Every inference request — sync or async — creates a Job record for a full audit trail.


Job lifecycle

Async job state machine diagram Async job state machine diagram

PENDING is set immediately on creation. RUNNING is set when the executor picks up the job. SUCCEEDED or FAILED is set on completion.


Async submission

job_id = await service.submit(model, version, payload, tenant_id)
job    = await service.get(job_id)

On submit(): 1. Creates a Job record (status: PENDING). 2. If Redis is available → enqueues to arq worker. 3. If no Redis → schedules as asyncio.create_task on the event loop.

Both paths are transparent to clients — the API contract is identical.


arq Worker

arq app.infra.queue.worker.WorkerSettings
Task What it does
run_inference Transitions job RUNNING → SUCCEEDED/FAILED, runs pipeline.run(payload)
run_batch_inference Same, but runs pipeline.run_batch(payloads)
reap_stuck_jobs Cron: marks RUNNING jobs older than 10 min as FAILED

Settings: max_jobs=10, job_timeout=300s.

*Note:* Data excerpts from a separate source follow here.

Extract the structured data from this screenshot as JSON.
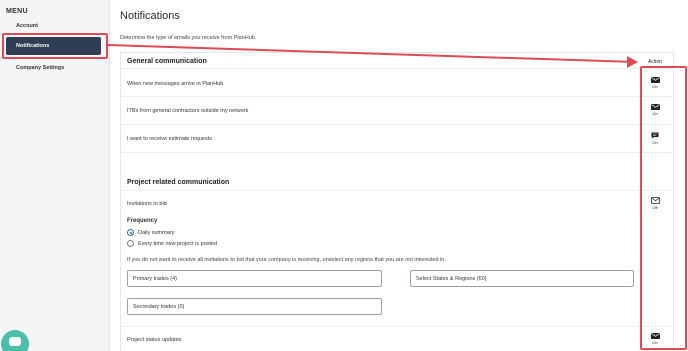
{
  "sidebar": {
    "menu_title": "MENU",
    "items": [
      {
        "label": "Account"
      },
      {
        "label": "Notifications"
      },
      {
        "label": "Company Settings"
      }
    ]
  },
  "header": {
    "title": "Notifications",
    "description": "Determine the type of emails you receive from PlanHub."
  },
  "table": {
    "action_header": "Action",
    "sections": [
      {
        "title": "General communication",
        "rows": [
          {
            "label": "When new messages arrive in PlanHub",
            "icon": "mail-icon",
            "status": "On"
          },
          {
            "label": "ITBs from general contractors outside my network",
            "icon": "mail-icon",
            "status": "On"
          },
          {
            "label": "I want to receive estimate requests",
            "icon": "chat-icon",
            "status": "On"
          }
        ]
      },
      {
        "title": "Project related communication",
        "rows": [
          {
            "label": "Invitations to bid",
            "icon": "mail-outline-icon",
            "status": "Off"
          },
          {
            "label": "Project status updates",
            "icon": "mail-icon",
            "status": "On"
          }
        ]
      }
    ]
  },
  "frequency": {
    "label": "Frequency",
    "options": [
      {
        "label": "Daily summary",
        "checked": true
      },
      {
        "label": "Every time new project is posted",
        "checked": false
      }
    ],
    "info": "If you do not want to receive all invitations to bid that your company is receiving, unselect any regions that you are not interested in."
  },
  "selects": {
    "primary_trades": "Primary trades (4)",
    "states_regions": "Select States & Regions (60)",
    "secondary_trades": "Secondary trades (0)"
  },
  "colors": {
    "sidebar_active": "#2f3e53",
    "annotation_red": "#e04a55",
    "radio_accent": "#2c6b9a",
    "chat_button": "#4bbfa9"
  }
}
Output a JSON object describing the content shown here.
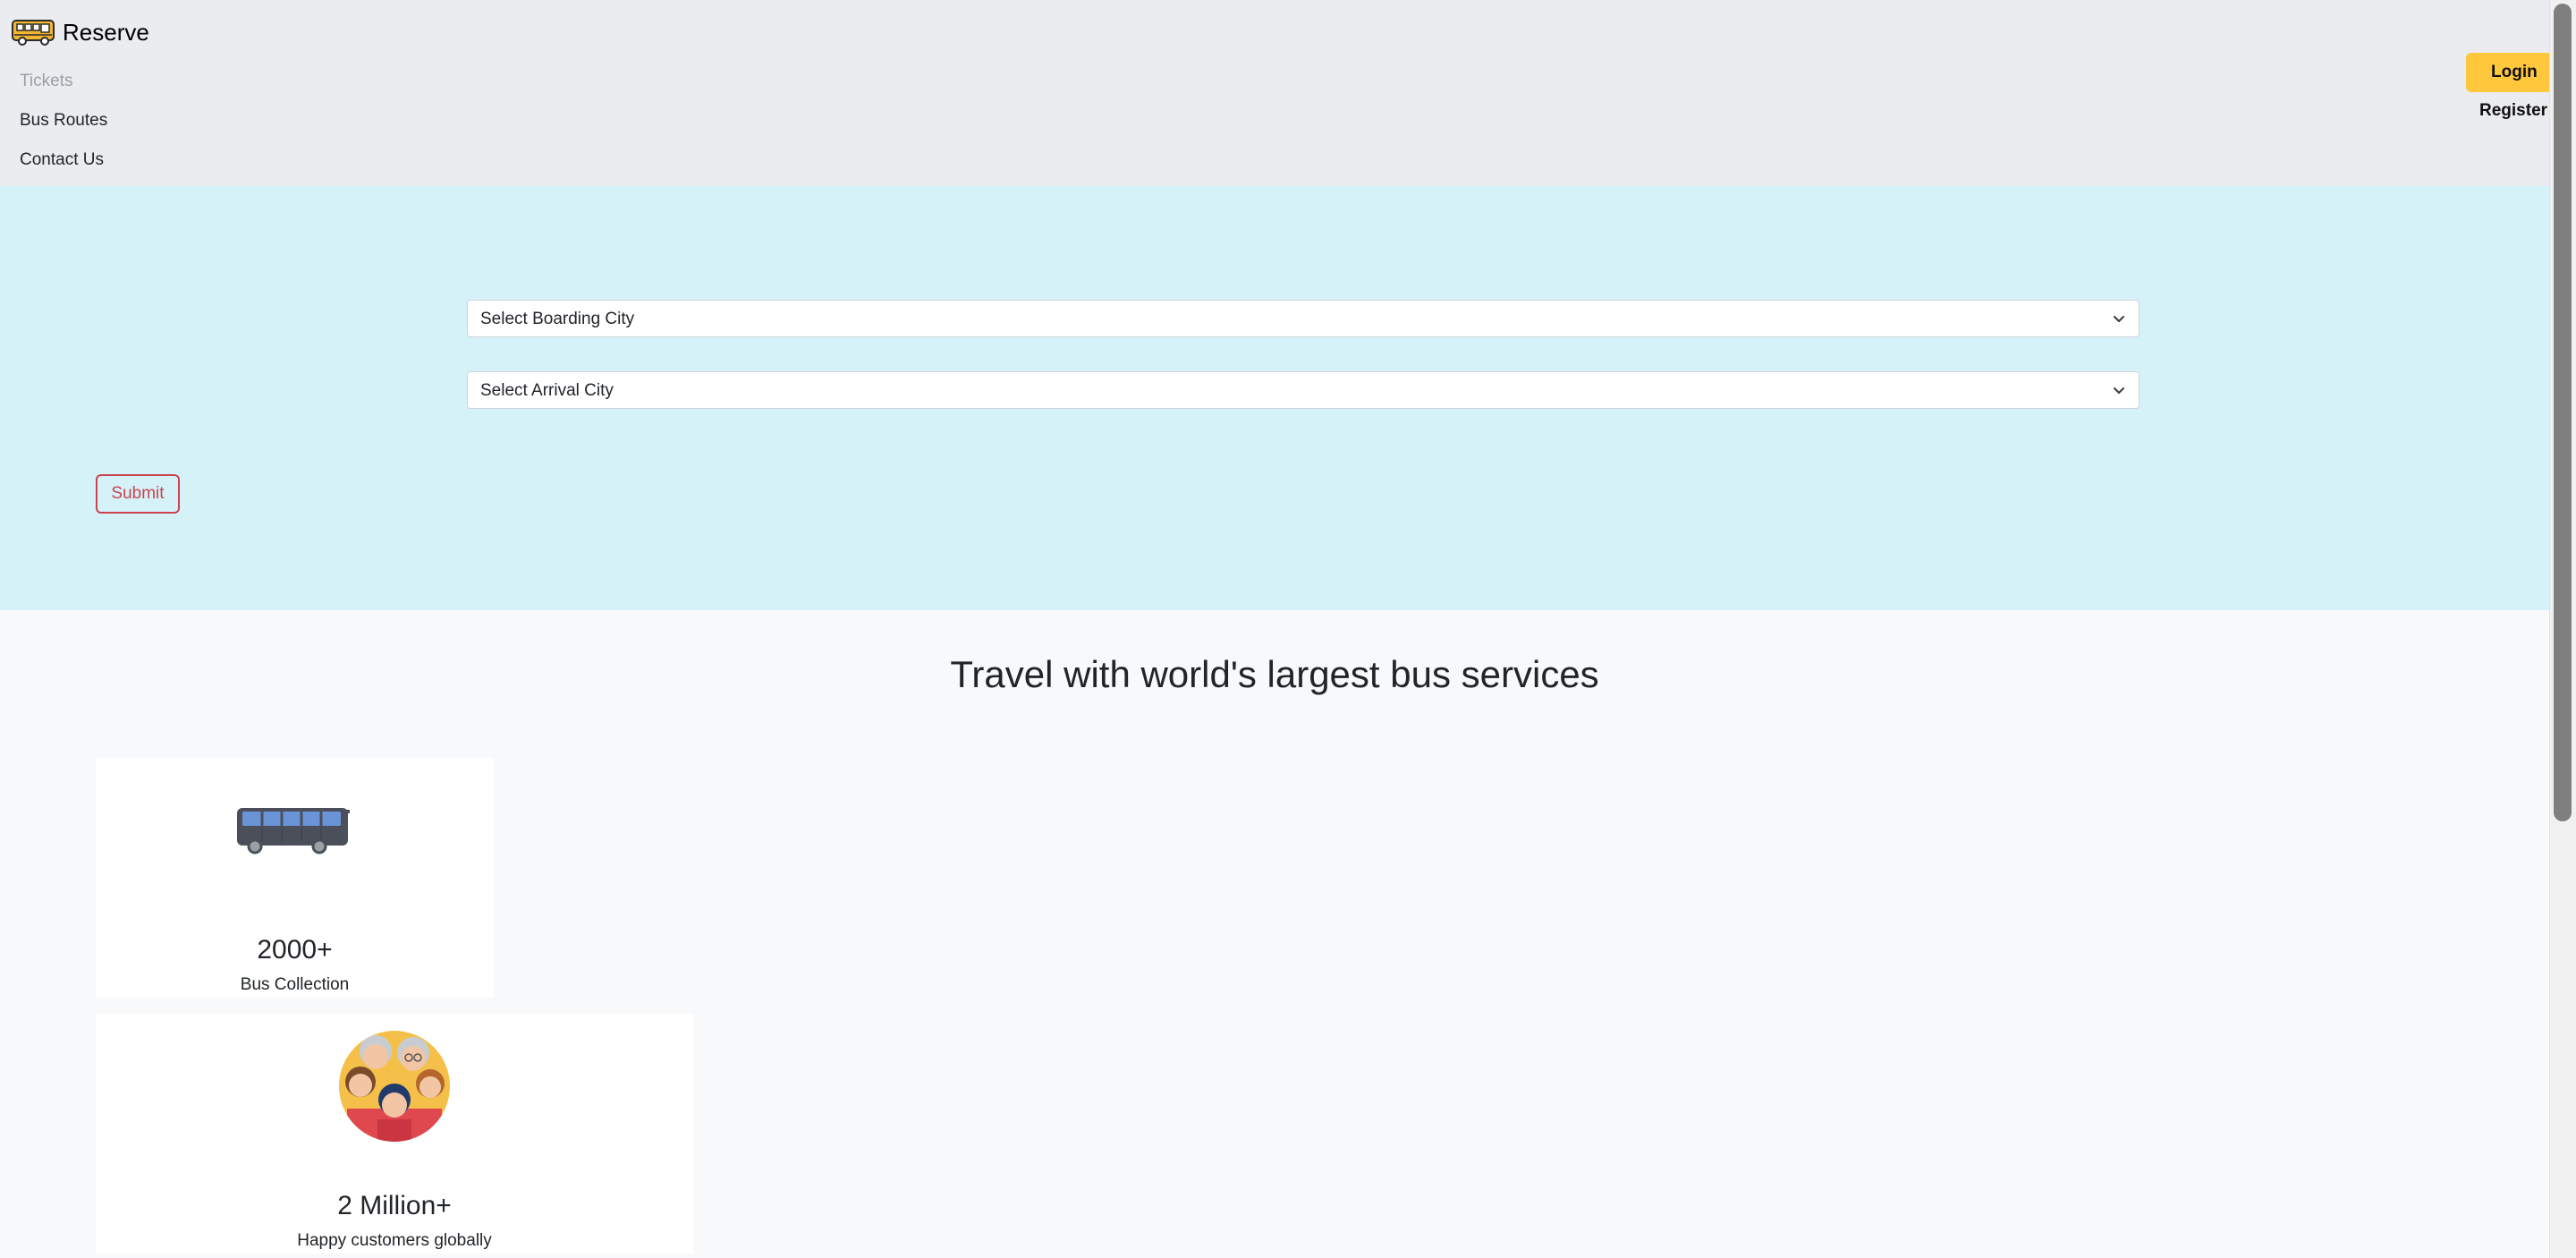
{
  "brand": {
    "name": "Reserve",
    "icon": "bus-icon"
  },
  "nav": {
    "items": [
      {
        "label": "Tickets",
        "disabled": true
      },
      {
        "label": "Bus Routes",
        "disabled": false
      },
      {
        "label": "Contact Us",
        "disabled": false
      }
    ],
    "login_label": "Login",
    "register_label": "Register"
  },
  "search": {
    "boarding_placeholder": "Select Boarding City",
    "arrival_placeholder": "Select Arrival City",
    "submit_label": "Submit"
  },
  "stats": {
    "title": "Travel with world's largest bus services",
    "cards": [
      {
        "number": "2000+",
        "label": "Bus Collection",
        "icon": "bus-icon"
      },
      {
        "number": "2 Million+",
        "label": "Happy customers globally",
        "icon": "customers-icon"
      }
    ]
  },
  "colors": {
    "navbar_bg": "#ebecf0",
    "search_bg": "#d6f2f9",
    "login_bg": "#ffc73b",
    "submit_accent": "#c9444f",
    "page_bg": "#f8f9fa"
  }
}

Cron runs every 10 minutes.


Job stores

SQLiteJobStore — default when DATABASE_URL is not set. Stored at app/instance/jobs.db. WAL mode enabled. Sync operations offloaded to thread pool.

PostgresJobStore — used when DATABASE_URL is set. Backed by asyncpg. Schema auto-created on first startup.


Stuck-job reaper

When a worker process is killed while a job is RUNNING, that job stays stuck. The reaper fixes this:

  • On startup: marks any RUNNING job older than 10 minutes as FAILED.
  • arq cron: runs every 10 minutes in the worker process.